How does the U.S. play into all this?
The Biden administration says it is hitting Russia with sanctions while trying to avoid impacts on fuel supply and prices.
"Our sanctions package is specifically designed to allow energy payments to continue," Biden said on Thursday.
"We are closely monitoring energy supplies for any disruption. We've been coordinating with major oil producing and consuming countries toward our common interests to secure global energy supplies."
He said the U.S. would release more barrels of oil if needed and is coordinating with other countries to do so too.
But when the White House announced penalties on the company building Nord Stream 2 earlier this week, President Biden said, "Through his actions, President Putin has provided the world with an overwhelming incentive to move away from Russian gas and to other forms of energy."
The U.S. and European countries are now hitting Russia with a raft of more sanctions, including on Russian banks and elites.
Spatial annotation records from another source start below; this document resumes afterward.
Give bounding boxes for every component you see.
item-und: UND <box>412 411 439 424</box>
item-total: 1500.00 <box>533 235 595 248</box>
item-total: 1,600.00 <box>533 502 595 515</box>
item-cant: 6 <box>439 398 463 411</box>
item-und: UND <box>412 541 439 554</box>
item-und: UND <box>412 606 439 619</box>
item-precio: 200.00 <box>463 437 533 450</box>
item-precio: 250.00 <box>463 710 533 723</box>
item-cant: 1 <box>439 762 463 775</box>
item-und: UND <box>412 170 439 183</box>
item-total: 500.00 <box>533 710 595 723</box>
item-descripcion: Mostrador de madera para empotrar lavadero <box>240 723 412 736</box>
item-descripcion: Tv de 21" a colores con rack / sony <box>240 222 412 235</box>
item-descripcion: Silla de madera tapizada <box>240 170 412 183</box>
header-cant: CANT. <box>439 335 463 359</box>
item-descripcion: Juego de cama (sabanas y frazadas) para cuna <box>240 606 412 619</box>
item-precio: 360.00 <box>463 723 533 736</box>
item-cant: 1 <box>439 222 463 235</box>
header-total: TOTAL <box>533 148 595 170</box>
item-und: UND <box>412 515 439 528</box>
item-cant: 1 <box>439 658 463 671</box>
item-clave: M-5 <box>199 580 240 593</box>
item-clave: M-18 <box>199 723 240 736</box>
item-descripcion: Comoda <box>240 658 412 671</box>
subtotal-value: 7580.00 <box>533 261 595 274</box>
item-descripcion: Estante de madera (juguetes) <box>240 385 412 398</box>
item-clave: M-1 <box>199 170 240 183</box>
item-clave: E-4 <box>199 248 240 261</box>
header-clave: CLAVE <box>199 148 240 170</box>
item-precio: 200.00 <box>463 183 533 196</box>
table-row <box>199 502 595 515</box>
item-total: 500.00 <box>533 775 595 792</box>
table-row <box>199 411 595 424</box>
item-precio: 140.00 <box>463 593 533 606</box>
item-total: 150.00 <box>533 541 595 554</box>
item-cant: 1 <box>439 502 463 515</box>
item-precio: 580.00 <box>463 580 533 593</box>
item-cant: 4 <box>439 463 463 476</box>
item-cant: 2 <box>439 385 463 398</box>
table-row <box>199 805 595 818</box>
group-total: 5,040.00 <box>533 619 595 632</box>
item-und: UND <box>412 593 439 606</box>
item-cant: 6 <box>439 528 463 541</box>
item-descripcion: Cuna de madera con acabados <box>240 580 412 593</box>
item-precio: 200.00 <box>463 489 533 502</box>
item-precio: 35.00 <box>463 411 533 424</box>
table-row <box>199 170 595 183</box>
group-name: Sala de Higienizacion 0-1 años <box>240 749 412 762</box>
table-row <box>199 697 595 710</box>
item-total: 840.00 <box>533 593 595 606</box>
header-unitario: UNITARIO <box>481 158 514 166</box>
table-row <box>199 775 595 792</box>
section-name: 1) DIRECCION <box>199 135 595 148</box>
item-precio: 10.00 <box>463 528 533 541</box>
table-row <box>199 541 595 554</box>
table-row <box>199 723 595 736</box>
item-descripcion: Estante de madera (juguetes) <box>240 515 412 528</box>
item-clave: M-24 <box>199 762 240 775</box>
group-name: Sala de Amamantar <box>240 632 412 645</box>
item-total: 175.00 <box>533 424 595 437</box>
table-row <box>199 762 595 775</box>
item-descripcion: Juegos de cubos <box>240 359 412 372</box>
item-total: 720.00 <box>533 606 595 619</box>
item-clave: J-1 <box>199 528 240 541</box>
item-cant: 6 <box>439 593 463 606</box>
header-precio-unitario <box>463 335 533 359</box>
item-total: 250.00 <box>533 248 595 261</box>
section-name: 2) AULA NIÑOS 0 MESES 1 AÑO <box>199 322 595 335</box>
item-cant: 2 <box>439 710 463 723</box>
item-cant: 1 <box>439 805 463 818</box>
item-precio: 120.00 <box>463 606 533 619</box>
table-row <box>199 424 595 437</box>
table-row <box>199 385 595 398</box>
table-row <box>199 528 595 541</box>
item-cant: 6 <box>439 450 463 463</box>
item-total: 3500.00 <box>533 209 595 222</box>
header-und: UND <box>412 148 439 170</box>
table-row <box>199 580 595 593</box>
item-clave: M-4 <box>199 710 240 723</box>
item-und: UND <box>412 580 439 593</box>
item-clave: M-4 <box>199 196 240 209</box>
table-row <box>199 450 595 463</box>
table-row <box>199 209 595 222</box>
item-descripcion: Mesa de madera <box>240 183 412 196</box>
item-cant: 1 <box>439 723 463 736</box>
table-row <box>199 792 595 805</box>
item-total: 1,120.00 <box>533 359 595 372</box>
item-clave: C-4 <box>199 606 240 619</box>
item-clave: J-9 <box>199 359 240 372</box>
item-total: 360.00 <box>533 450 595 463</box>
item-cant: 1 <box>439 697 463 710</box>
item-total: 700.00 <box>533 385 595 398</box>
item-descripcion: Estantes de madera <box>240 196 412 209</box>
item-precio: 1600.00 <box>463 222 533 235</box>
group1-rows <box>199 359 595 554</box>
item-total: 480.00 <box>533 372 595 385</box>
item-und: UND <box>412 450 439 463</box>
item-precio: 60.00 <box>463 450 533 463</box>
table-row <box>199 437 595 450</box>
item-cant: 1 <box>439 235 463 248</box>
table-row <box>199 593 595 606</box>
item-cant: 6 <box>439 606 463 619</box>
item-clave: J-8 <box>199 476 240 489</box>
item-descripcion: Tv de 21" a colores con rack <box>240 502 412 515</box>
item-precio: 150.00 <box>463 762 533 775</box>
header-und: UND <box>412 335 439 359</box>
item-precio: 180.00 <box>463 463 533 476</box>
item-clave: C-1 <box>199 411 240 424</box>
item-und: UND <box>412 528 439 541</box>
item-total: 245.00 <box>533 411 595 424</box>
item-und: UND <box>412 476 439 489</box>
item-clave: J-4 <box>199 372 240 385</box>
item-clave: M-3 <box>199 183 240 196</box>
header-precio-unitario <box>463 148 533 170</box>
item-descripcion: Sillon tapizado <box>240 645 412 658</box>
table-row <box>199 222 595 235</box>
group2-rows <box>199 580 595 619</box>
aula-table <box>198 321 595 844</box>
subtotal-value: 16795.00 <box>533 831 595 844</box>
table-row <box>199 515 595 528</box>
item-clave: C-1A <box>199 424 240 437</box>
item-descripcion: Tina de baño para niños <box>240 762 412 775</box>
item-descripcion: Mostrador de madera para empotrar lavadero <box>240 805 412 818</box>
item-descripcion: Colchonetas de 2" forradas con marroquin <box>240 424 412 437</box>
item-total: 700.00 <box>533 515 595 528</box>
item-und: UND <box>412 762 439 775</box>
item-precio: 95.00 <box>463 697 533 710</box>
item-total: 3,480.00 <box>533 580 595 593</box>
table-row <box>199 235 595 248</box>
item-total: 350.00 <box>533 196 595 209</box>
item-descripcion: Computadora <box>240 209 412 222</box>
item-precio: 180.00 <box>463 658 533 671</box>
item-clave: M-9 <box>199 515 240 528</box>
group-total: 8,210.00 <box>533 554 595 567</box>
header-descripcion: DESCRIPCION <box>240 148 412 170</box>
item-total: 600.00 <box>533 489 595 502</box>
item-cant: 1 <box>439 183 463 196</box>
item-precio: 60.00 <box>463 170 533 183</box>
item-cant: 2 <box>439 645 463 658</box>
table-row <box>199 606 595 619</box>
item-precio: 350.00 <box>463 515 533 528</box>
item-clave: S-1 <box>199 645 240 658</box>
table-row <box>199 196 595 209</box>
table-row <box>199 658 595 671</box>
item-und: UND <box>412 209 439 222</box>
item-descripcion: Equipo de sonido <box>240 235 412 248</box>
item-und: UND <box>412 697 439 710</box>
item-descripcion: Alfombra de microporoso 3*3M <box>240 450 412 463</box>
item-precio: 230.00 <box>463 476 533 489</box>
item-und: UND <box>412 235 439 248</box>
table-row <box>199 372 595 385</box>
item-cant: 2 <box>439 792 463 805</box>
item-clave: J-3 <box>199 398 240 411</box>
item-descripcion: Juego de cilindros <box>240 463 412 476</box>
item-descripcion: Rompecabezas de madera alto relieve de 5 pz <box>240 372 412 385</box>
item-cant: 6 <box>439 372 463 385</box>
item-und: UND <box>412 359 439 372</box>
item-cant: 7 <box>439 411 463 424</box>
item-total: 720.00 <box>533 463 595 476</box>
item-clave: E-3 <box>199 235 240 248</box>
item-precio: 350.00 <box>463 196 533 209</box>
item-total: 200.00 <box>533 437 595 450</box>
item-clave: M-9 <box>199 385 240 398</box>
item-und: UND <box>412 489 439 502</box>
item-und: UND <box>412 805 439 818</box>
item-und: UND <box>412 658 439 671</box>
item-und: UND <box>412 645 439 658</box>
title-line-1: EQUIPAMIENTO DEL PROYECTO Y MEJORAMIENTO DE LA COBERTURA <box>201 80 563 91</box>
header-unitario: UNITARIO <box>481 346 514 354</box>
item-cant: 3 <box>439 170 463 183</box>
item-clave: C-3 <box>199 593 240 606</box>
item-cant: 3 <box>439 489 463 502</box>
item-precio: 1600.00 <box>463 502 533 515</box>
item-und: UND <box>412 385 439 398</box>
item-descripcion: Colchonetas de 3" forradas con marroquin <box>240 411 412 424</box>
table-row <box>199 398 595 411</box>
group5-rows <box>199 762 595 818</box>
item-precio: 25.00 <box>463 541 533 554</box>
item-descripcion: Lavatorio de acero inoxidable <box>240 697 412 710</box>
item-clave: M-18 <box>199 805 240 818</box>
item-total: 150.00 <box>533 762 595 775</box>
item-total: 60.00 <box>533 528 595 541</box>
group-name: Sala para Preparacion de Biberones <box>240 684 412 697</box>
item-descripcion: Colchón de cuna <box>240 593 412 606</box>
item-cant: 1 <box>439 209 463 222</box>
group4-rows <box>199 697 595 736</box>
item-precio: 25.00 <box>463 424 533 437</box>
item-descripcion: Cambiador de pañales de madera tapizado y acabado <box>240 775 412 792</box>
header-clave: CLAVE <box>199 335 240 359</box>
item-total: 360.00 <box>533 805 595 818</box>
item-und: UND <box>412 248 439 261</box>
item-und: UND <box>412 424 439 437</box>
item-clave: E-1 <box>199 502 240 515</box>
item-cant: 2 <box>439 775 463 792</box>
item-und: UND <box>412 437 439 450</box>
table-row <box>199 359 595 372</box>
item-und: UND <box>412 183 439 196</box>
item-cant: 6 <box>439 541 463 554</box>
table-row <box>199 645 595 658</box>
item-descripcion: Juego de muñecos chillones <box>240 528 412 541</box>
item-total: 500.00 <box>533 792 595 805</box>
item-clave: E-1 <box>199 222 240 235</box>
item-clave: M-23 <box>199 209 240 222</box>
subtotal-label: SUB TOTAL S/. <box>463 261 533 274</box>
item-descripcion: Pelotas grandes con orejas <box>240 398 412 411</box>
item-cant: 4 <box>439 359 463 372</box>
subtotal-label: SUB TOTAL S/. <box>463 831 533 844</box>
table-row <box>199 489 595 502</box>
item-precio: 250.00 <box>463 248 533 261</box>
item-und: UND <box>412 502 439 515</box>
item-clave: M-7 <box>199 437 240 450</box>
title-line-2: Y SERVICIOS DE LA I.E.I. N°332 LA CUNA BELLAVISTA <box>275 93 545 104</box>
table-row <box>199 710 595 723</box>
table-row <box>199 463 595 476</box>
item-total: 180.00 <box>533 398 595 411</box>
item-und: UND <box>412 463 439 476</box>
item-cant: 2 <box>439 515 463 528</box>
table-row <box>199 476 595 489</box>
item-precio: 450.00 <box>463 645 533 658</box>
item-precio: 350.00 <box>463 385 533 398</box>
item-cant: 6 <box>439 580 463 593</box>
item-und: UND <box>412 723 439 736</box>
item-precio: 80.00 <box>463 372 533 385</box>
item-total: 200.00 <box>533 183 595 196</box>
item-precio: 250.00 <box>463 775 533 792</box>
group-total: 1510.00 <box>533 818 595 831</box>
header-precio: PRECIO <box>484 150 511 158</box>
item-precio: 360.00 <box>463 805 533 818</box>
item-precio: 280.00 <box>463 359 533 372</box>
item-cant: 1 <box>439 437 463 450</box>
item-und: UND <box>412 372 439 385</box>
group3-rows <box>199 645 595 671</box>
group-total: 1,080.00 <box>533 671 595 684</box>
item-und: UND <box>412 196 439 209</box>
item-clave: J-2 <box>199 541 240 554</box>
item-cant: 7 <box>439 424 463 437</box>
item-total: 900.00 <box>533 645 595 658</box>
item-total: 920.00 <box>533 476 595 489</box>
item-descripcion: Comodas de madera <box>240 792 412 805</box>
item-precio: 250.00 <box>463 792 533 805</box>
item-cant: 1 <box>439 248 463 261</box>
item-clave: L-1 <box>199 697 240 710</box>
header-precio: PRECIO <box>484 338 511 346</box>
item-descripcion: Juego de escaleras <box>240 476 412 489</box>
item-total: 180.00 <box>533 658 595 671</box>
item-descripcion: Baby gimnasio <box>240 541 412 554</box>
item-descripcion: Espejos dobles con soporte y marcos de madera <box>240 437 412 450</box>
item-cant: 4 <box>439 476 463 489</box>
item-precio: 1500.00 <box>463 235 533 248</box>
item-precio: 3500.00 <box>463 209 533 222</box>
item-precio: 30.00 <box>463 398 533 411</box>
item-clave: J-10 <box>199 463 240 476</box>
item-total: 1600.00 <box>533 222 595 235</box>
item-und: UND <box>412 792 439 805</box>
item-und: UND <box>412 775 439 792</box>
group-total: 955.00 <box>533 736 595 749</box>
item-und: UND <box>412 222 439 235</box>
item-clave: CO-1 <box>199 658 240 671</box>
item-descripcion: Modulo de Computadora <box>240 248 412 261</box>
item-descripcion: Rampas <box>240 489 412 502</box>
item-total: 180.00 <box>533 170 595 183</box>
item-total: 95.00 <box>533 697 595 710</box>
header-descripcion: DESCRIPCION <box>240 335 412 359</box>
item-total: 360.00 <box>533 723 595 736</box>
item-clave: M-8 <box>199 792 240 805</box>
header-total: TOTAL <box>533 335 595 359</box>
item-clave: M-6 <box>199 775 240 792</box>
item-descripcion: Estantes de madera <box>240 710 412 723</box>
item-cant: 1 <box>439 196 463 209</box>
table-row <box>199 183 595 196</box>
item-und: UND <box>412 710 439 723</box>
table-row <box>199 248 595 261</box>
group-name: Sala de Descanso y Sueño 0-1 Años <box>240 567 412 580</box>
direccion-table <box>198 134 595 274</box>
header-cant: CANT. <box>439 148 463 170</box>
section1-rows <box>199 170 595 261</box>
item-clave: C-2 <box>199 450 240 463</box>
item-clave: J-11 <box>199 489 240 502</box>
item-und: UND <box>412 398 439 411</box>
Helping to diversify European energy supplies has been part of the U.S. response, alongside NATO defense and diplomatic efforts.
"We've been working very closely with Germany and with Europe to surge capacity from other parts of the world — from Europe, from North Africa, the Middle East and Asia — and we think we're prepared to compensate for any shortfalls that might materialize," said Singh.